If you want to allocate space at the end of the array, that only works if the memory at that location is available. Something else could already be there, or that memory could be unusable. So the way that resizing an array works (in general):
Create a new, bigger array,
Copy the elements from the original array into the bigger array, and
Destroy the original array.
As you can see, when you increase the size of the array, you pay a cost proportional to the original size of the array.
So if you start with an array with one element and add a second element, you have to copy the first element into another array. If you add a third element, you have to copy the other two elements. If you add a fourth element, you have to copy the first three. This adds up to 1+2+3...+N, which is equal to N(N+1)/2, which is in O(N2). See Arithmetic Progression (Wikipedia)

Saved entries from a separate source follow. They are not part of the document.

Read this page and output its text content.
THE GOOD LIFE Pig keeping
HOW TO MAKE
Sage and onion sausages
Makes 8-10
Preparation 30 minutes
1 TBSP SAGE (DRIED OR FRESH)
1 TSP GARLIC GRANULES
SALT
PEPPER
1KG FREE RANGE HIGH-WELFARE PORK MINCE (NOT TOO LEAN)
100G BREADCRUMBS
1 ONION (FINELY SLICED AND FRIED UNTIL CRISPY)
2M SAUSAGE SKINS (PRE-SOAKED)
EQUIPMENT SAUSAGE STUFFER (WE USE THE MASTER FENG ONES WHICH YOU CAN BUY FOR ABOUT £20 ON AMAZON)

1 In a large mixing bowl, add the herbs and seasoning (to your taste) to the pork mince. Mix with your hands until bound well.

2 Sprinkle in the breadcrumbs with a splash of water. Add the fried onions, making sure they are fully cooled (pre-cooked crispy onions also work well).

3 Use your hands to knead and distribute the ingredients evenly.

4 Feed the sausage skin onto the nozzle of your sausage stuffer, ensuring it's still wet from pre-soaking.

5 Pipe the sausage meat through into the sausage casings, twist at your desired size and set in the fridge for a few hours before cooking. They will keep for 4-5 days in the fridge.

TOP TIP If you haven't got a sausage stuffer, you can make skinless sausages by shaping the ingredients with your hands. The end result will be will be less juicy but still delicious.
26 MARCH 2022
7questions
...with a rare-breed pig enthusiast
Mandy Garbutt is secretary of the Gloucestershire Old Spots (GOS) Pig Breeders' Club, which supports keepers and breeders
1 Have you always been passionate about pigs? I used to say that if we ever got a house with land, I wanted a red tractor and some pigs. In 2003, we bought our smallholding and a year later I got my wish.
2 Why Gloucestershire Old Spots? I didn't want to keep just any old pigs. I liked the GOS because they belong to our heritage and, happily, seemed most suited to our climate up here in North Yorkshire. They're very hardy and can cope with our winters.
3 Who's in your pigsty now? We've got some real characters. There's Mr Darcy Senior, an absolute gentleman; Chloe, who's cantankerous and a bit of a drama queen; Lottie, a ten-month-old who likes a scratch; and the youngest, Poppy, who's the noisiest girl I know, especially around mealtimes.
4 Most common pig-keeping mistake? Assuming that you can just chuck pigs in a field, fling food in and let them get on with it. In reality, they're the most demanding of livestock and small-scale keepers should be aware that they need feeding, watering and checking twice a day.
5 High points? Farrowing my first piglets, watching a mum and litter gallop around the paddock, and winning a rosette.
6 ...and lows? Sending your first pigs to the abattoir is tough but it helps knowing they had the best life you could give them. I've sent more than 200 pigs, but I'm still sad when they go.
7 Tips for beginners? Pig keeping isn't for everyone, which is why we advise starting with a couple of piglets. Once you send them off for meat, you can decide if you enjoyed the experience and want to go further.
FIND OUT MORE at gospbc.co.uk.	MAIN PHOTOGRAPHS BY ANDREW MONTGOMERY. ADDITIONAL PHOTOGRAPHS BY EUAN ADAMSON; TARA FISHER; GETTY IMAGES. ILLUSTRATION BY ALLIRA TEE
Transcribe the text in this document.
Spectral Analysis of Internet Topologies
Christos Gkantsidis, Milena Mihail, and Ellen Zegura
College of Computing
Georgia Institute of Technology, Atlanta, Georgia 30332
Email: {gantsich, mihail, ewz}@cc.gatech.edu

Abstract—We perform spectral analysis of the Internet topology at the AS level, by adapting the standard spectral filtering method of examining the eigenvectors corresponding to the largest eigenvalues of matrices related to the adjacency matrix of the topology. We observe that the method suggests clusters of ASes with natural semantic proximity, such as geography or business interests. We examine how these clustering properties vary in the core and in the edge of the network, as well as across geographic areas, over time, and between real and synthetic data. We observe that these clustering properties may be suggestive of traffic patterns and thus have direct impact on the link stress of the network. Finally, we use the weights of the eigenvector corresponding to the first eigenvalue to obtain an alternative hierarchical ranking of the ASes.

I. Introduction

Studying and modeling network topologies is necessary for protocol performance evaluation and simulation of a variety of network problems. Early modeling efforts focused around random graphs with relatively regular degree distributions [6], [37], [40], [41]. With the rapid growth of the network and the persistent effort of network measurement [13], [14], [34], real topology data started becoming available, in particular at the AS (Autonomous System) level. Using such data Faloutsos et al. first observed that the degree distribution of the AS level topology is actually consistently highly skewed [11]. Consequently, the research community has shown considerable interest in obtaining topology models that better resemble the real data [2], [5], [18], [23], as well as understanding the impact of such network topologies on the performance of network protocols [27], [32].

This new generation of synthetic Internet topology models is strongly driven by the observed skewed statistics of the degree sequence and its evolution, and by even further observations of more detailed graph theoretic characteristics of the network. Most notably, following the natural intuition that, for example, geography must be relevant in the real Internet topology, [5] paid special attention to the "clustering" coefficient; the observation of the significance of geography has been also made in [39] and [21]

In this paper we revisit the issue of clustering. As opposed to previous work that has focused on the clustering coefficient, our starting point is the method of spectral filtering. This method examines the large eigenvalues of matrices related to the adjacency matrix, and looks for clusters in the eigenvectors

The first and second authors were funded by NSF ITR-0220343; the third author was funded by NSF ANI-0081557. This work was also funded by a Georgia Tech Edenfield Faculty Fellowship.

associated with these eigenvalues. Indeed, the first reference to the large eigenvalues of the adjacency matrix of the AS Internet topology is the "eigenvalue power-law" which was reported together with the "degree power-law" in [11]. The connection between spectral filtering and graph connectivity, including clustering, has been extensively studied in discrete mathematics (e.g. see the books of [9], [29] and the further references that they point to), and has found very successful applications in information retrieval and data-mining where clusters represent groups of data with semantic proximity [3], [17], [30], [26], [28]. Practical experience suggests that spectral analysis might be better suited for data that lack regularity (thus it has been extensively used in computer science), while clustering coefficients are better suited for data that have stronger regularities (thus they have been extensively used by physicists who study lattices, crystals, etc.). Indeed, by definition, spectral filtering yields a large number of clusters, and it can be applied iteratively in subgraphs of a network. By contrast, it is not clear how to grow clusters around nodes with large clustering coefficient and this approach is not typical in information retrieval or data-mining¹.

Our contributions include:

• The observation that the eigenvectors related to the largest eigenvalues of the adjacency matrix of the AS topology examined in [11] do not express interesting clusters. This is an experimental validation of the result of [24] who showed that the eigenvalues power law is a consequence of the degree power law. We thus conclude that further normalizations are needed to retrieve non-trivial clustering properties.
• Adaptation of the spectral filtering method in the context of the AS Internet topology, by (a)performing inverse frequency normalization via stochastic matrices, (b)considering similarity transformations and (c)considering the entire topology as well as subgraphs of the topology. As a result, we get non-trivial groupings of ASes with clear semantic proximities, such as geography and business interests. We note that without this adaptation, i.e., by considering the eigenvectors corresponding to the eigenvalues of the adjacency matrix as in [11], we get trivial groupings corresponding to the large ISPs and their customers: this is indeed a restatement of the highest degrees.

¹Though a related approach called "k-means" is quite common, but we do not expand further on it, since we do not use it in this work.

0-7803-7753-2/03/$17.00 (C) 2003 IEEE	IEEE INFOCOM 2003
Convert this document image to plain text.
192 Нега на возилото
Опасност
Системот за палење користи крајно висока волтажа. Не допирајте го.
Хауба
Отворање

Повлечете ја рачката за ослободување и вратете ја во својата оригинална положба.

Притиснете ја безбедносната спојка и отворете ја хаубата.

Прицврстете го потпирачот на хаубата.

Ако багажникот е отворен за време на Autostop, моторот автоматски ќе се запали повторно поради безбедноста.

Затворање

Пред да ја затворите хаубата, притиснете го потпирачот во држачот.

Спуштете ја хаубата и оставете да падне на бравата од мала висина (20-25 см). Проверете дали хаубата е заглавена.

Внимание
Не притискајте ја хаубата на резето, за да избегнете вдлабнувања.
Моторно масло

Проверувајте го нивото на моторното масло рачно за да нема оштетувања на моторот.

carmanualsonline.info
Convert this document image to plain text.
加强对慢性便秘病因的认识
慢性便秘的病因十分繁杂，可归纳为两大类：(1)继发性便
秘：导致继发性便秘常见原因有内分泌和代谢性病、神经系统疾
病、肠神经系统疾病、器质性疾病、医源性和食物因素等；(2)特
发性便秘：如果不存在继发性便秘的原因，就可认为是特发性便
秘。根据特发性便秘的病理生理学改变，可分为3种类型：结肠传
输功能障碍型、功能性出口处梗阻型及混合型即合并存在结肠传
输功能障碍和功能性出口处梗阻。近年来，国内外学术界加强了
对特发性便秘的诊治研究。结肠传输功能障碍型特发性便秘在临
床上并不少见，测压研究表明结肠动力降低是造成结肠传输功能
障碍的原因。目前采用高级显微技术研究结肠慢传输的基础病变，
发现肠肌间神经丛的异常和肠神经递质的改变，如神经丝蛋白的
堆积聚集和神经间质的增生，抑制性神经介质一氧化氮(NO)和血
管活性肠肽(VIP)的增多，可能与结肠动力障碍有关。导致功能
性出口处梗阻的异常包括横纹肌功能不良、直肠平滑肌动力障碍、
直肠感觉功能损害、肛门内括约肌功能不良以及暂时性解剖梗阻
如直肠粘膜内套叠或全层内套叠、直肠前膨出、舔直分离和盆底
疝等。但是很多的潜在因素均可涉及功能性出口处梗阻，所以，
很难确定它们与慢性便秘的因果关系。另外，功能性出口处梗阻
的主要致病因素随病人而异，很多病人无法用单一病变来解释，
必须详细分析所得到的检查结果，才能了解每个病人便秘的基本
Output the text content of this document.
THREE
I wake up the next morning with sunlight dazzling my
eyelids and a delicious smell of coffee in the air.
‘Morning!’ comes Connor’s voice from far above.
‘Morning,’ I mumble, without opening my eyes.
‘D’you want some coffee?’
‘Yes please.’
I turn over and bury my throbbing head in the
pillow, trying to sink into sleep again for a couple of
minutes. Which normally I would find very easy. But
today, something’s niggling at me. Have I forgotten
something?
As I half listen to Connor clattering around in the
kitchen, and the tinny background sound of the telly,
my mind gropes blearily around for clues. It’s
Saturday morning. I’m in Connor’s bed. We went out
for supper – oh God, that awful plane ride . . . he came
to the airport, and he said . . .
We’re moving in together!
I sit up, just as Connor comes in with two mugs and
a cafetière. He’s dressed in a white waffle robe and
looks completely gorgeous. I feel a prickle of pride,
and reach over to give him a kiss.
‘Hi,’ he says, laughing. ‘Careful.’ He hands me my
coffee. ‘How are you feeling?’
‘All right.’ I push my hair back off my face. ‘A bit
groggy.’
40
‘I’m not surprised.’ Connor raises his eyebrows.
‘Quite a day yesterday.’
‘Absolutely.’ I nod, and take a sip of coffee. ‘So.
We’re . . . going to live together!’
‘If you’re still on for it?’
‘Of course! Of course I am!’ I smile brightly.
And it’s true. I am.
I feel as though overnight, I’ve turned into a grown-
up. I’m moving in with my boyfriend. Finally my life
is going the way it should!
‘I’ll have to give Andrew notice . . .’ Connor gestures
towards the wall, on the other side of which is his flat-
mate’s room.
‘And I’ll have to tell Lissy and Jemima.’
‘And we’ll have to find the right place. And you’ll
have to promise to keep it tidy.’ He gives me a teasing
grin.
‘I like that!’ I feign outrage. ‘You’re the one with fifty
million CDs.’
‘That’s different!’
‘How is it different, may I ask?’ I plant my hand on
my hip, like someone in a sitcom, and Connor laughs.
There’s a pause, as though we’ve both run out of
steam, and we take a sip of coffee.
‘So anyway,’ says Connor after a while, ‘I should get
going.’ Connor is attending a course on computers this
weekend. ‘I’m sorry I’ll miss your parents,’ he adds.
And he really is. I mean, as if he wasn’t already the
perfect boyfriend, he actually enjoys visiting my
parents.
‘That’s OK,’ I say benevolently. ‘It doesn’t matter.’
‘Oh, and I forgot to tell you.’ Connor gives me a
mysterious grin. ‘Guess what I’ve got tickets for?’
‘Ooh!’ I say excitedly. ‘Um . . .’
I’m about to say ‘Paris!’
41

If you resize the array with a geometric progression, you still have to copy the elements each time, but you are copying them fewer times.
If you resize by doubling the array, then when you get some power of two size N, N/2 will have been copied 0 times, N/4 will have been copied once, N/8 will have been copied twice, and so on. The sum of 0N/2 + 1N/4 + 2N/8 + 3N/16... is in O(N). See Geometric Series (Wikipedia)
You do not need to pick doubling, you can pick some other factor, like 1.5x. Choosing a different factor does not change the asymptotic complexity but it does change the real performance.
If you could just allocate space for one more element at the end, and copy the new element there, it would indeed be O(1).
But the standard library doesn't provide a way to do that, mostly because you can't depend on actually being able to do it.
So what normally ends up happening is that you allocate a whole new block of memory, copy (or move) the existing data from the existing block to the new block, then add the new element to the new block. And that extra step of copying/moving all the elements from the existing block to the new block is linear, meaning that adding a new element is linear.
The difficulty here is that a std::vector keeps its contents in contiguous memory. It's not enough to allocate memory for a single additional element and move it there. You need to guarantee that you have enough memory for the entire container, all in one place. Each allocation might require copying over all previous contents to maintain contiguity, so it's not necessarily actually O(1) to get enough memory for a single additional element.